Meaning Of Production.
To create new matter is more than it is given to man to do. Hence, by the term production, in its widest sense, we mean simply the bringing forth of new goods—the discovery of new utilities, the change or transformation of already existing goods into new utilities,[184] the creation of means for the satisfaction of human wants, out of the aggregate of matter originally present in the world. (Producere!) We confine ourselves, however, in this to economic goods, as defined in § [2]. In a secondary and more limited sense, production is an increase of resources, in so far as the goods produced satisfy a greater human want, than those employed in the production itself.[185][186][187]
It would, however, be an error to suppose, that the creation of certain utilities for the producer himself, or for others, constitutes the only end of economic production. The more perfect economic production becomes, the greater grows the pleasure the producer feels in his products, which pleasure is at once the effect and the cause of his success. Hence, production is to a great extent its own end. That this is so in the case of artists is well known. “If you want only progeny from her, a mortal can beget them as well. Let him who rejoices in the goddess, not seek in her the woman,” says Schiller. There is not a really clever workman but has something artistic in his mode of production. And even the meanest productive activity, provided it is neither over-driven nor misdirected, must of itself exert a good influence on the physical and moral development or preservation of the producer. An idle brain is the devil's workshop.[188]
Section XXXI.
The Factors Of Production.—External Nature.[189]

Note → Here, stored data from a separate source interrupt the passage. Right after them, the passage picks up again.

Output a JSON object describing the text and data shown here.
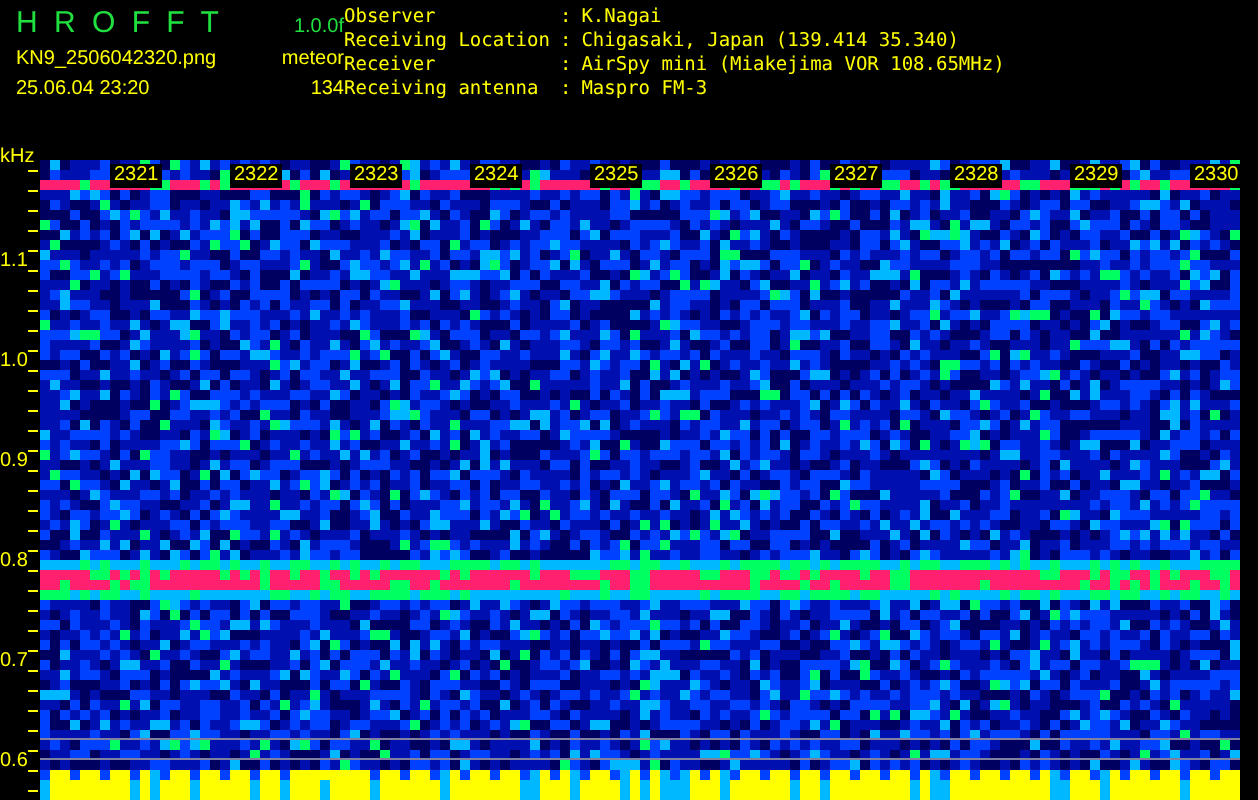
{
  "header": {
    "app_name": "H R O F F T",
    "version": "1.0.0f",
    "file_name": "KN9_2506042320.png",
    "mode": "meteor",
    "timestamp": "25.06.04 23:20",
    "count": "134"
  },
  "station_info": [
    {
      "label": "Observer",
      "separator": ":",
      "value": "K.Nagai"
    },
    {
      "label": "Receiving Location",
      "separator": ":",
      "value": "Chigasaki, Japan (139.414 35.340)"
    },
    {
      "label": "Receiver",
      "separator": ":",
      "value": "AirSpy mini (Miakejima VOR 108.65MHz)"
    },
    {
      "label": "Receiving antenna",
      "separator": ":",
      "value": "Maspro FM-3"
    }
  ],
  "y_axis": {
    "unit": "kHz",
    "labels": [
      "1.1",
      "1.0",
      "0.9",
      "0.8",
      "0.7",
      "0.6"
    ]
  },
  "time_labels": [
    "2321",
    "2322",
    "2323",
    "2324",
    "2325",
    "2326",
    "2327",
    "2328",
    "2329",
    "2330"
  ]
}
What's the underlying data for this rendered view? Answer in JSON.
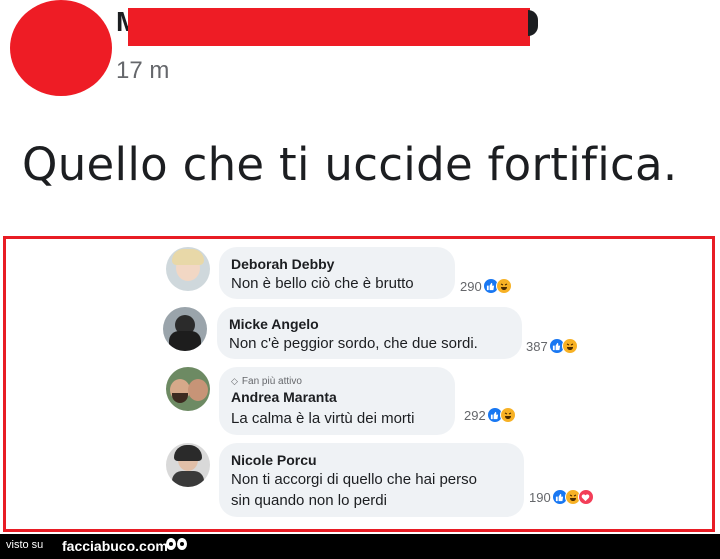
{
  "post": {
    "author_initial": "M",
    "time": "17 m",
    "text": "Quello che ti uccide fortifica."
  },
  "comments": [
    {
      "author": "Deborah Debby",
      "text": "Non è bello ciò che è brutto",
      "count": "290",
      "reactions": [
        "like-icon",
        "haha-icon"
      ]
    },
    {
      "author": "Micke Angelo",
      "text": "Non c'è peggior sordo, che due sordi.",
      "count": "387",
      "reactions": [
        "like-icon",
        "haha-icon"
      ]
    },
    {
      "badge": "Fan più attivo",
      "author": "Andrea Maranta",
      "text": "La calma è la virtù dei morti",
      "count": "292",
      "reactions": [
        "like-icon",
        "haha-icon"
      ]
    },
    {
      "author": "Nicole Porcu",
      "text_line1": "Non ti accorgi di quello che hai perso",
      "text_line2": "sin quando non lo perdi",
      "count": "190",
      "reactions": [
        "like-icon",
        "haha-icon",
        "love-icon"
      ]
    }
  ],
  "footer": {
    "prefix": "visto su",
    "brand": "facciabuco.com"
  },
  "colors": {
    "redaction": "#ee1c25",
    "frame": "#e81c24",
    "bubble": "#eff2f5",
    "like": "#1877f2",
    "haha": "#f7b125",
    "love": "#f33e58"
  }
}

The division of natural forces which formerly obtained, into organic, chemical and mechanical, is of no great importance in Political Economy. The tendency is more and more to resolve organic forces partly into chemical and partly into mechanical. Between mechanical and chemical forces, again, the boundary is not fixed, heat being always capable of producing motion, and motion always of producing heat. Hence, it is all the more important for us to find a division of the economic gifts (matter, forces[190] and relations) of external nature, into such [pg 121] as are capable of acquiring exchange value, and such as are not. (See § [5].)